Leggere di scelte epocali durante viaggi interplanetari, di ritrovamenti di manufatti sul suolo lunare, con in sole che va verso il tramonto a ore dieci, un piccolo stagno a ore quattro e un'infinità di suoni tutto intorno. Cinguettii, bombiti, chioccolii, friniti, belati, ronzii, chioccii, muggiti e mille altri suoni a cui non so dare il nome (anche quelli che ho scritto li ho trovati su internet...).
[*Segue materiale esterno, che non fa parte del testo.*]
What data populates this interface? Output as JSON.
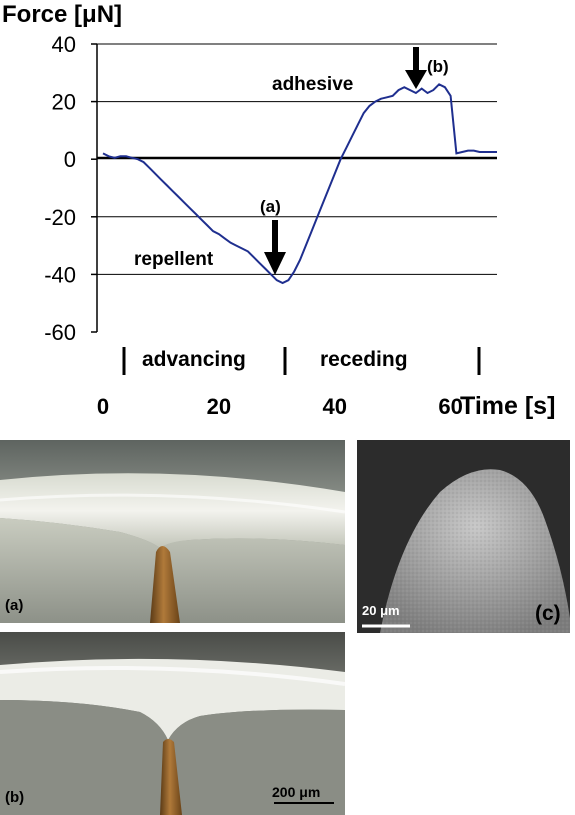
{
  "chart_data": {
    "type": "line",
    "ylabel": "Force [μN]",
    "xlabel": "Time [s]",
    "ylim": [
      -60,
      40
    ],
    "xlim": [
      0,
      68
    ],
    "y_ticks": [
      "40",
      "20",
      "0",
      "-20",
      "-40",
      "-60"
    ],
    "x_ticks": [
      "0",
      "20",
      "40",
      "60"
    ],
    "grid": true,
    "line_color": "#1f2f8f",
    "series": [
      {
        "x": [
          0,
          1,
          2,
          3,
          4,
          5,
          6,
          7,
          8,
          9,
          10,
          11,
          12,
          13,
          14,
          15,
          16,
          17,
          18,
          19,
          20,
          21,
          22,
          23,
          24,
          25,
          26,
          27,
          28,
          29,
          30,
          31,
          32,
          33,
          34,
          35,
          36,
          37,
          38,
          39,
          40,
          41,
          42,
          43,
          44,
          45,
          46,
          47,
          48,
          49,
          50,
          51,
          52,
          53,
          54,
          55,
          56,
          57,
          58,
          59,
          60,
          61,
          62,
          63,
          64,
          65,
          66,
          67,
          68
        ],
        "values": [
          2,
          1,
          0.5,
          1,
          1,
          0.5,
          0,
          -1,
          -3,
          -5,
          -7,
          -9,
          -11,
          -13,
          -15,
          -17,
          -19,
          -21,
          -23,
          -25,
          -26,
          -27.5,
          -29,
          -30,
          -31,
          -32,
          -34,
          -36,
          -38,
          -40,
          -42,
          -43,
          -42,
          -39,
          -35,
          -30,
          -25,
          -20,
          -15,
          -10,
          -5,
          0,
          4,
          8,
          12,
          16,
          18.5,
          20,
          21,
          21.5,
          22,
          24,
          25,
          24,
          23,
          24.5,
          23,
          24,
          26,
          25,
          22,
          2,
          2.5,
          3,
          3,
          2.5,
          2.5,
          2.5,
          2.5
        ]
      }
    ],
    "annotations": [
      "adhesive",
      "(b)",
      "(a)",
      "repellent"
    ],
    "phases": [
      "advancing",
      "receding"
    ]
  },
  "photos": {
    "panel_a_label": "(a)",
    "panel_b_label": "(b)",
    "panel_c_label": "(c)",
    "scale_b": "200 μm",
    "scale_c": "20 μm"
  }
}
Gracidii ancora no, perché ci sono appena i girini e ho visto un rospetto e un tritone. Certo ogni 5-10 minuti si sente anche una macchina-razzo, visto che la strada (un lungo rettilineo) è a una decina di metri dietro di me, al di là degli alti biancospini. Comunque leggere in queste condizioni è davvero un'esperienza da provare! Stamattina ho tagliato prugnoli dalle dieci alle tre meno un quarto. Oltre agli infiniti prunus spinosa ho tagliato purtroppo anche un giovane castagno che non era stato piantato, avevo scoperto venerdì, ma, preso dalla furia del taglio e sommerso di spine non ho visto.
Dopo pranzo Steve è andato a riprendere Fiona, al suo ritorno gli ho chiesto se non dovevo fare niente nel pomeriggio e lui “no no, hai tagliato la siepe, domani continuiamo”.
Per cui doccia e poi mi sono abbandonato a questa bellissima scena bucolico-spaziale.
Aaaaah!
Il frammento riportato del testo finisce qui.